# Multi-indexing to summarize data across groups

I am struggling to calculate the mean of a parameter, epsilon, estimated for a group P, for each level of another group W in which P is nested. I suspect I need some kind of multi-indexing strategy but I haven’t figured it out so far. Here is an obviously failed attempt, but I hope it provides an idea of what I am trying to do.

data {
int<lower=0> N;                    // number of observations
int<lower=0> Nw;                   // number of levels in W
int<lower=0> Np;                   // number of levels in P
array[N] int<lower=1, upper=Nw> W; // vector of W idx
array[N] int<lower=1, upper=Np> P; // vector of P idx (P nested in W)
vector[N] y;                       // vector of observations
}

parameters {
vector[Np] epsilon; // epsilon is a parameter for P
// ...
}

model {
epsilon ~ normal(0, sigma_epsilon);
// ...
}

generated quantities {
// Here I am trying to calculate epsilon_bar, the average of
// epsilon for each W (while epsilon was defined for Np)...
vector[Nw] epsilon_bar;
for(s in 1:Nw){
epsilon_bar[s] = mean(epsilon[W[s]]);
}
// ...
}


I am actually trying to convert the following JAGS code, and I am not sure how to convert JAGS’ epsilon[P, W] syntax to Stan:

model{
for(i in 1:N){
y[i] ~ dnorm(mu[i], tau)
mu[i] <- b0 + epsilon[P[i], W[i]] + gamma[W[i]]
}
for(i in 1:Nw){
# Mean P-level random effects within each W:
epsilon_bar[i] <- mean(epsilon[,i])
}
# ...
}


The easiest way that comes to mind is to calculate (or pass) the number of P groups per W group. Then, rather than index all of the Ps simultaneously, you can just add to a running mean, dividing epsilon by the appropriate denominator.

data {
int<lower=0> N;                    // number of observations
int<lower=0> Nw;                   // number of levels in W
int<lower=0> Np;                   // number of levels in P

array[N] int<lower=1, upper=Nw> W; // vector of W idx
array[N] int<lower=1, upper=Np> P; // vector of P idx (P nested in W)
vector[N] y;                       // vector of observations

array[Np] int<lower = 1, upper = Nw> Wp; // Which group W does group P fall in?
}
transformed data{
vector[Nw] num_p = rep_vector(0, Nw); // Number of groups P in group W

for(p in 1:Np){
num_p[Wp[p]] += 1.0;
}
}

parameters {
vector[Np] epsilon; // epsilon is a parameter for P
// ...
}

model {
epsilon ~ normal(0, sigma_epsilon);
// ...
}

generated quantities {
// Here I am trying to calculate epsilon_bar, the average of
// epsilon for each W (while epsilon was defined for Np)...
vector[Nw] epsilon_bar = rep_vector(0, Nw);
for(p in 1:Np){
epsilon_bar[ Wp[p] ] += epsilon[p] / num_p[p];
}
// ...
}



You could do the same thing with matrix multiplication, setting \bar{\epsilon} = M \epsilon where M is a N_w \times N_p matrix where the elements are the reciprocals of the number of elements in each group W.

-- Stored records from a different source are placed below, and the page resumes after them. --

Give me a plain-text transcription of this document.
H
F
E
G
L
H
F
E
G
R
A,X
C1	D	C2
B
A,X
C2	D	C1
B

In other words, there are the same number of groups P per group W? In that case, you can specify \epsilon as a matrix. Then average across the rows.

parameters{
matrix[Np, Nw] epsilon;
}
transformed parameters{
vector[N] mu;
for(n in 1:N){
mu[n] = epsilon[P[n], W[n]];
}
}
generated quantities{
vector[Nw] epsilon_bar;
for(w in 1:Nw){
epsilon_bar[w] = mean(epsilon[,w]);
}
}
1 Like

Thank you @simonbrauer! Working on your first suggestion, your code was giving me an “out of index error” (index growing out of bond) for the loop on \overline{\epsilon} in the generated quantities block. I think  epsilon_bar[ Wp[p] ] += epsilon[p] / num_p[p]; should be  epsilon_bar[ Wp[p] ] += epsilon[p] / num_p[ Wp[p] ]; as num_p has Nw dimensions (not Np), am I correct?

1 Like